Dames en heren, ik heb u al gewezen op het feit dat het succes van de
GBM staat of valt bij een goede samenwerking in de keten. Het doet mij
deugd te constateren dat die samenwerking op veel plaatsen in het land
steeds beter gaat lopen. Daar waar de lijnen kort zijn - en dat wordt
keer op keer aangetoond - wordt ook de werkwijze rond de GBM minder als
tijdrovend ervaren.
U gaat straks aan de slag met een concrete casussimulatie GBM, heb ik
begrepen. En vanmiddag staan er nog interessante discussies op het
programma over de succes- en risicofactoren van een goede
ketensamenwerking.
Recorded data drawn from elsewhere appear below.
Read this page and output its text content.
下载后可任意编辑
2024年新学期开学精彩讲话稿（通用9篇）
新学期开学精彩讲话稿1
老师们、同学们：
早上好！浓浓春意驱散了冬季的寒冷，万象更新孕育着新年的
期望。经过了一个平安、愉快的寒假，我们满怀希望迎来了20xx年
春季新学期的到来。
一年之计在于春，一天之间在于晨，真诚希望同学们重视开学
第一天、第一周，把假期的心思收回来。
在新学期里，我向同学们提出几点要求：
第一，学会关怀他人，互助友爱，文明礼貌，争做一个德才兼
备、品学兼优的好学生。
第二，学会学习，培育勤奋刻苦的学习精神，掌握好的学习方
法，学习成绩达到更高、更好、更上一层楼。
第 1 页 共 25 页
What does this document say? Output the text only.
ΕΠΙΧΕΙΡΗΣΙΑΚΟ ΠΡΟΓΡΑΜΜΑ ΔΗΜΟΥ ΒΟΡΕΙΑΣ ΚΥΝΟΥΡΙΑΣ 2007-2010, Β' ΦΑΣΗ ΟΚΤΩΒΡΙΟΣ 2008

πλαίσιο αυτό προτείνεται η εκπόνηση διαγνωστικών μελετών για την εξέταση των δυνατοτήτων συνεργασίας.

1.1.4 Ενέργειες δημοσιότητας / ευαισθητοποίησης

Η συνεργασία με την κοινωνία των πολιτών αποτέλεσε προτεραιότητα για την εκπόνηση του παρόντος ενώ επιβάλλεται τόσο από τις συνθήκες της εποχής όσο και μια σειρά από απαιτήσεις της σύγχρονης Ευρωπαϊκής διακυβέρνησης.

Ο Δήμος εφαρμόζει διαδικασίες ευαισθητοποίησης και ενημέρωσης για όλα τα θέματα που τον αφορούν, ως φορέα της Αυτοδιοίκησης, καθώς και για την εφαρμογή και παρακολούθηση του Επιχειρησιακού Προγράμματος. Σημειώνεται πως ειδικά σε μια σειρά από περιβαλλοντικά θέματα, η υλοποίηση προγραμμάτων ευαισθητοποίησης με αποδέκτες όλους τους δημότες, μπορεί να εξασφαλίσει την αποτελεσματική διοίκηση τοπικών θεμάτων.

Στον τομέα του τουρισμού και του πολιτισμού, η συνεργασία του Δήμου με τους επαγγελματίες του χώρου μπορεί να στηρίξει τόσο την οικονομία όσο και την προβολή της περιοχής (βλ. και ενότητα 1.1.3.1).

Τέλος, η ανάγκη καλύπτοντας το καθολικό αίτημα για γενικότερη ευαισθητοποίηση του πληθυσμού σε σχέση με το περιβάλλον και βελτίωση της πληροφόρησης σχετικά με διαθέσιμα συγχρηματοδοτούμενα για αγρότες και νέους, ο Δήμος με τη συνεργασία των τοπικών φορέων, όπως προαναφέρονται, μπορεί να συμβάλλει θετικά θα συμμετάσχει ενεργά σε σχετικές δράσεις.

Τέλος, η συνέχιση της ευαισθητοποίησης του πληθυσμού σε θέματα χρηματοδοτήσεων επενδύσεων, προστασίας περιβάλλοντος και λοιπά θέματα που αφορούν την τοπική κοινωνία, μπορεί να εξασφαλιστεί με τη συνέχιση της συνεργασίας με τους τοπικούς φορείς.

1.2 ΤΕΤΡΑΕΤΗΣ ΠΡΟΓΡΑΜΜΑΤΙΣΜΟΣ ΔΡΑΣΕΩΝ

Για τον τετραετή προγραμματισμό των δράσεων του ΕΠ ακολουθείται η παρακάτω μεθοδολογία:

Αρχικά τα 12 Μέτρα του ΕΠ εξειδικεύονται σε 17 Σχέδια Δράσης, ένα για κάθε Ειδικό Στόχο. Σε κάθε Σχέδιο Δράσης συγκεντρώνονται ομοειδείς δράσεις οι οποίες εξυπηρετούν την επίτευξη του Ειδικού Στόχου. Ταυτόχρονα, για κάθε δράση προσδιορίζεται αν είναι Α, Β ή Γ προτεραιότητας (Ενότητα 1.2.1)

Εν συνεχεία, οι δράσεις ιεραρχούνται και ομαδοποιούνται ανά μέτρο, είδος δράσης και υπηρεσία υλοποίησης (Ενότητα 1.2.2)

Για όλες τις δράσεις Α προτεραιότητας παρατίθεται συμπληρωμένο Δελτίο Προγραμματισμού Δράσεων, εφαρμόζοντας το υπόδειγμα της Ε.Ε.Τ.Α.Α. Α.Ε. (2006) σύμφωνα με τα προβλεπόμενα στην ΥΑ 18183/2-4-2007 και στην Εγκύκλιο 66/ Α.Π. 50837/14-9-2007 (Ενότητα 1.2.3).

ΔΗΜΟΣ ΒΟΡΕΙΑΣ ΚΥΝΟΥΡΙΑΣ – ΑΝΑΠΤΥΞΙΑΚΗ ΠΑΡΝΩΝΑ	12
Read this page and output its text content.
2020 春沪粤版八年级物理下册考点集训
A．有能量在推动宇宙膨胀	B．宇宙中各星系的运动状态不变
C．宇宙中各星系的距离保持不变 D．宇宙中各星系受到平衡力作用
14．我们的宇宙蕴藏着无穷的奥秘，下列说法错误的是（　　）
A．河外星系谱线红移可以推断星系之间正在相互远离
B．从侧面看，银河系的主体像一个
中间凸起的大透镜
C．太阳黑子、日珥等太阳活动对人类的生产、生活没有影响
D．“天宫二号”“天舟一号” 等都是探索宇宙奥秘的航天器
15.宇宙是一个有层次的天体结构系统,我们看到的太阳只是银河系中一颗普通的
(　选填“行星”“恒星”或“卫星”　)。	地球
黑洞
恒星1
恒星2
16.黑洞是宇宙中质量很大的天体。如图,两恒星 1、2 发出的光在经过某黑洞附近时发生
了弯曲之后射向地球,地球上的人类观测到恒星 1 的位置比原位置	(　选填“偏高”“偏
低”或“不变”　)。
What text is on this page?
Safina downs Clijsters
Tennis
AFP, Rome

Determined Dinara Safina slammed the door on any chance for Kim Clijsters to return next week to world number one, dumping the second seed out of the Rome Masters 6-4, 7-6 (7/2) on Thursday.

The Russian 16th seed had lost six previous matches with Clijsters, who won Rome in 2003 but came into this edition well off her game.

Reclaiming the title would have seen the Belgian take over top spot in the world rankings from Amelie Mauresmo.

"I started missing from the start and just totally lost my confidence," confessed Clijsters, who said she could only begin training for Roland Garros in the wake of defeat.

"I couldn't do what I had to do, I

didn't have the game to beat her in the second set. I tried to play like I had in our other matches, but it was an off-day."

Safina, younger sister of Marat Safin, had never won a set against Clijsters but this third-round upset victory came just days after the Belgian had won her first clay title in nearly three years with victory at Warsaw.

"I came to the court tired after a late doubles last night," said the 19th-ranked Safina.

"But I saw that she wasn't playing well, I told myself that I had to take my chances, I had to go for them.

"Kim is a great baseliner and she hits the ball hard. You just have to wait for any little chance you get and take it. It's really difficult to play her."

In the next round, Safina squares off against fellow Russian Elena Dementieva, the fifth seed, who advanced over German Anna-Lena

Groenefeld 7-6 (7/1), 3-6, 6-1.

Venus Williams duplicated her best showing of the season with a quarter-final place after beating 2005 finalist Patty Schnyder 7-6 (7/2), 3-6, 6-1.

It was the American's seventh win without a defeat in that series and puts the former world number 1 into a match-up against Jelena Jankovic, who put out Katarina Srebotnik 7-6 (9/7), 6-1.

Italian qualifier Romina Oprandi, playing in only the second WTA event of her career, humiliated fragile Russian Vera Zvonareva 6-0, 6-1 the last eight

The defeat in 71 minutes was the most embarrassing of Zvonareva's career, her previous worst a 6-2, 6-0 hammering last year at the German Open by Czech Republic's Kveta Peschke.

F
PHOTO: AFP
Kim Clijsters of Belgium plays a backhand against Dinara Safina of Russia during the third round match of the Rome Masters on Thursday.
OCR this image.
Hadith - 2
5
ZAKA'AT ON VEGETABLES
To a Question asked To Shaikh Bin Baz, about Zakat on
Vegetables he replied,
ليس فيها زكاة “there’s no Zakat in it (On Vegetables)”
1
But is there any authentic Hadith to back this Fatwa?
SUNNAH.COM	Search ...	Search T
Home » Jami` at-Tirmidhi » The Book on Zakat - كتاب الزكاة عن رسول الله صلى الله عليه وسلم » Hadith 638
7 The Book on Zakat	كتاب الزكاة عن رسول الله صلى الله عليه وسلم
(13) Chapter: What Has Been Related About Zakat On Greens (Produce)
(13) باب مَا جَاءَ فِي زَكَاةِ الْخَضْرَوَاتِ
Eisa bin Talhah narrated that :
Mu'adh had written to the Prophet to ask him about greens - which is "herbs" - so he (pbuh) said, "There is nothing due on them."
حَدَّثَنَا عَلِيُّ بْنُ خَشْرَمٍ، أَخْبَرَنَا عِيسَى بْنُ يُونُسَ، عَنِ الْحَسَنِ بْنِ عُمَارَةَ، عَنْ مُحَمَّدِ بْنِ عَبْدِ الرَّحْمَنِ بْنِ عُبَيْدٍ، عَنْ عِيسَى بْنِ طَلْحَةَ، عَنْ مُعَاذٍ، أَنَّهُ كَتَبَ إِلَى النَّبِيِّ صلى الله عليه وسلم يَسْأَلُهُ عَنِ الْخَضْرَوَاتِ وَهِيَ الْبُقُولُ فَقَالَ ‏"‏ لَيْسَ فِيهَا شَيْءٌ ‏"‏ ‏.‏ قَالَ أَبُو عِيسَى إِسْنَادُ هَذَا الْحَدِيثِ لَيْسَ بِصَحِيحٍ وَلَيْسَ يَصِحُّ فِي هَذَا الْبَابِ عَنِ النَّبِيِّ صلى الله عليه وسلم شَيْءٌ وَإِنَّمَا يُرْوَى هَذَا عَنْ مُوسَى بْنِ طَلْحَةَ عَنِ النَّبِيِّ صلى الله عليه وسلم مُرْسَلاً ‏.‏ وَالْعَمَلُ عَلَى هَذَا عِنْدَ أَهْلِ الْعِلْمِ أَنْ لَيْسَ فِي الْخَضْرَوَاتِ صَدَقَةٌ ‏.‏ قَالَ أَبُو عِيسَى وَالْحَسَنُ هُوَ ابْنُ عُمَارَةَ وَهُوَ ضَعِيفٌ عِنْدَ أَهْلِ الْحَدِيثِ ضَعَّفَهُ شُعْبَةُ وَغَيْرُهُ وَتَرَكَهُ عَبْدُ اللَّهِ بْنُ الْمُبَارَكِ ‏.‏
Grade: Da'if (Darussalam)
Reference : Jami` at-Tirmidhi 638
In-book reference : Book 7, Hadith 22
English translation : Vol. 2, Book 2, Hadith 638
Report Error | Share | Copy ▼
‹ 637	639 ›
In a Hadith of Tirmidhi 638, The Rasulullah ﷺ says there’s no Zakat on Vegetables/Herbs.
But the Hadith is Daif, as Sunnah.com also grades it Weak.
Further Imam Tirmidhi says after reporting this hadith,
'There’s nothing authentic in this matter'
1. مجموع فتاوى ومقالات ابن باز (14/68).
Als "voormalig" man van de praktijk zou ik graag bij
die onderdelen aanwezig zijn geweest, om mee te denken en te
discussiëren over hoe we die samenwerking verder kunnen verbeteren. Dat
zit er helaas niet in, gelet op andere verplichtingen. Ik ben echter
benieuwd naar de uitkomsten en ik word daar te zijner tijd dan ook
graag over geïnformeerd.
Rest mij nog u, als betrokken ketenpartners, een goede, inspirerende en
vruchtbare werkconferentie toe te wensen. En de hoop uit te spreken dat
deze conferentie een belangrijke bijdrage zal leveren aan het op een
goede manier borgen van de uitvoeringsprocessen GBM in uw organisatie.
Ik reken erop dat u het verschil weet te maken bij de bestrijding van
de jeugdcriminaliteit en het weer in het spoor brengen van jongeren!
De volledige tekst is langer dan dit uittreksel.